One thing I sometimes ask my clients is — where do you feel at home in the world? The phrasing of the question is intentionally vague and broad. That felt sense of being “at home” can manifest with specific people, food, experiences, streets, music, nostalgia, or anything else. It doesn’t have to be where you were born or raised, but where you feel safe, connected, with some semblance of family, community, connection, history, purpose. Japan, and specifically Tokyo, brought up that internal resonance in many odd ways that I haven’t felt traveling anywhere else.
The idea of dérive is the psycho-geographical equivalent of mind wandering, daydreaming, creativity, play. New ideas replicate and evolve like bacteria in a petri dish. New interconnected places evoke spontaneous movement. Cultural acceleration and memetic resonance make you feel like you’re safe, included, and a part of something greater.
Dérive involves actively observing and interacting with the city, paying attention to architectural details, social dynamics, sounds, smells, and other sensory stimuli. It aims to break free from the constraints of daily routines, encouraging participants to question the dominant narratives and power structures that shape urban spaces.

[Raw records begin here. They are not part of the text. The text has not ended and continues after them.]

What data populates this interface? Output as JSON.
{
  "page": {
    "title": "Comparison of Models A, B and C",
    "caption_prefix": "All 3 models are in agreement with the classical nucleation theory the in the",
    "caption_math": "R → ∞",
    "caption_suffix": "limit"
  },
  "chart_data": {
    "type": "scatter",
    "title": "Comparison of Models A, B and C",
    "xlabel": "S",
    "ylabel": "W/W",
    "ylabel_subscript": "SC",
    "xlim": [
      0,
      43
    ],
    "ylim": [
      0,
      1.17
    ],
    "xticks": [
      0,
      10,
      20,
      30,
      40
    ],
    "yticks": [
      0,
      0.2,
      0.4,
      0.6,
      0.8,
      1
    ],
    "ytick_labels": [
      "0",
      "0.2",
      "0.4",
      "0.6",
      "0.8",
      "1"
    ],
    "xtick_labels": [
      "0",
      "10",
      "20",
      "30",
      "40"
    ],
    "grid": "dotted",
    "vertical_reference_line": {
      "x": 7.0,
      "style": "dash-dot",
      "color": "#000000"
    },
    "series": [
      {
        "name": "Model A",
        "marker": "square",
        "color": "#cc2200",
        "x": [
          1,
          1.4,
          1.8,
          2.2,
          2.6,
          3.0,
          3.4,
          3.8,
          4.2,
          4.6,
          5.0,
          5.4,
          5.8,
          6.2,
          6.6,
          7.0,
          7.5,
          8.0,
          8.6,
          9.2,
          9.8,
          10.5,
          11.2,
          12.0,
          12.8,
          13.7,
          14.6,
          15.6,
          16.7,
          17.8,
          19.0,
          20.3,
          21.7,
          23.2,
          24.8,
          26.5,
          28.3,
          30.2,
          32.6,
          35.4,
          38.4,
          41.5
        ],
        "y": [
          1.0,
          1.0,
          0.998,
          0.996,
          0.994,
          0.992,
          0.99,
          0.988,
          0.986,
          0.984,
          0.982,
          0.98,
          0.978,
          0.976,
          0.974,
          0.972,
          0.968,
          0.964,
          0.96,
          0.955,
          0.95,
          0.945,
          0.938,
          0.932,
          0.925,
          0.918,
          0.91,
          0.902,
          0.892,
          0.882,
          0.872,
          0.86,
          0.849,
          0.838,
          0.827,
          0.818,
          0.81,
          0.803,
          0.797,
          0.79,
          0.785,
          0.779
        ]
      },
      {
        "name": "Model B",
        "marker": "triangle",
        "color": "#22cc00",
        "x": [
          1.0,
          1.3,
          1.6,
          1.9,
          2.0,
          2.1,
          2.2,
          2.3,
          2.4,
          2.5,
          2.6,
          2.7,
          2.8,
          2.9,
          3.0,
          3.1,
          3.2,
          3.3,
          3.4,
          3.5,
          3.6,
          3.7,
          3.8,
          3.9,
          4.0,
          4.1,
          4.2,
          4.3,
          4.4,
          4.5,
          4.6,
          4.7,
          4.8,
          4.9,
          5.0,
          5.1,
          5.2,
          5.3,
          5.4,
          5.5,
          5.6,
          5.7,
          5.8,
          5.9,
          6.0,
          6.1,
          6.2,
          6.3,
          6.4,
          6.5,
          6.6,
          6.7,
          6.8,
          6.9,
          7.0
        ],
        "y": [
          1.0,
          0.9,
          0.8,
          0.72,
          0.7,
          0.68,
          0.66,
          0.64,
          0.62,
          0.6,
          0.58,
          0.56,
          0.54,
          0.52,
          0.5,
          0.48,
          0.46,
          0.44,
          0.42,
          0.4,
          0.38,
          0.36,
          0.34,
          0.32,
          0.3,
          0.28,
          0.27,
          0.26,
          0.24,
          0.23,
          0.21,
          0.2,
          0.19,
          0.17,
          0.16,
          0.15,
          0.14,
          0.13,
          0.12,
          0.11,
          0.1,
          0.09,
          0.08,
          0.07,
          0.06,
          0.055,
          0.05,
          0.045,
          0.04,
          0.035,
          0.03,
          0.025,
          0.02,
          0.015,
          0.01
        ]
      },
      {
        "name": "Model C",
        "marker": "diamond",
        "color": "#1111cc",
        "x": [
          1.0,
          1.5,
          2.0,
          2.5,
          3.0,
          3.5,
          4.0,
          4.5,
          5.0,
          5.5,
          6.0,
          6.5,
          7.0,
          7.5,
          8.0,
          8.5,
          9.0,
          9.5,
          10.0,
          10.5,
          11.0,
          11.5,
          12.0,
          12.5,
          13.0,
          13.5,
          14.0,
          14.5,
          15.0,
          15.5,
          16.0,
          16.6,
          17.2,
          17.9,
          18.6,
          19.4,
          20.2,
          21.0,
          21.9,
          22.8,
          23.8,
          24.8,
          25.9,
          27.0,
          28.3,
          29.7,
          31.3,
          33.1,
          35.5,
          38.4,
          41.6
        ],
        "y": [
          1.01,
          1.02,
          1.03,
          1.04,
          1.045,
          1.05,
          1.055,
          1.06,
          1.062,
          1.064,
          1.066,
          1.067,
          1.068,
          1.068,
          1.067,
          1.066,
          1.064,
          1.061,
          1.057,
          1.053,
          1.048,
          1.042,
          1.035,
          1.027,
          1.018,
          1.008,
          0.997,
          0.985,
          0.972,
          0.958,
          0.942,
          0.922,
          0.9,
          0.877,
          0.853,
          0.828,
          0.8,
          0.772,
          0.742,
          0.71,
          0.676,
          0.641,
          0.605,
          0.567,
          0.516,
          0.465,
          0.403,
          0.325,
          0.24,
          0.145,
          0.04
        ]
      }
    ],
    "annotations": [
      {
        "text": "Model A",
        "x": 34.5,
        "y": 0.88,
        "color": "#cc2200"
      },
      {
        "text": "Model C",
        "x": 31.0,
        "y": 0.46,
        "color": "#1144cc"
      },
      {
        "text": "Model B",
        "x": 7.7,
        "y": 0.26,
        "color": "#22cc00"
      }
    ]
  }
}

In essence, dérive is a form of psycho-geographical exploration, blending artistic expression, urban exploration, and social critique. It invites individuals to engage with their surroundings, immerse themselves in the unique ambiance of a city, and uncover new insights and experiences. Tokyo's urban landscape is a labyrinth of streets, alleys, and neighborhoods that offer endless opportunities for discovery. The city blends traditional and modern architecture, creating a very dynamic contrast. Its one of the only places I’ve seen that allow for ancient temples and serene gardens to coexist alongside futuristic skyscrapers and neon districts.
When it comes to feeling at home, being connected, and living with purpose, I wonder how much of an influence our environment has on us, and how much our psycho-geography can affect our mental health and mood. Do siloed neighborhoods help or hinder the ability to build social trust and norms? How many of our health problems are tied to driving everywhere instead of walking? How much of our lives are shackled to routine and urgency? What are the systems holding back technological innovation in public spaces? When was the last time you saw a display of public art that deeply resonated with you?
These elusive concepts of space, place, safety, and connection can commonly feel missing in folks who have dealt with chronic anxiety, depression, and even PTSD. One can feel detached, dysregulated, lonely, and isolated. Tokyo gave me a glimpse of a social system and experiential landscape that is setup in these subtle, but significantly different ways from Western public space.
Such a setup makes me wonder how much of a downstream impact urban design decisions have on social detriments related to safety, security, mental and physical health, healing, and connection. Sometimes, you don’t realize what’s been missing until you are soaked in its essence — a felt sense of being at home, away from home.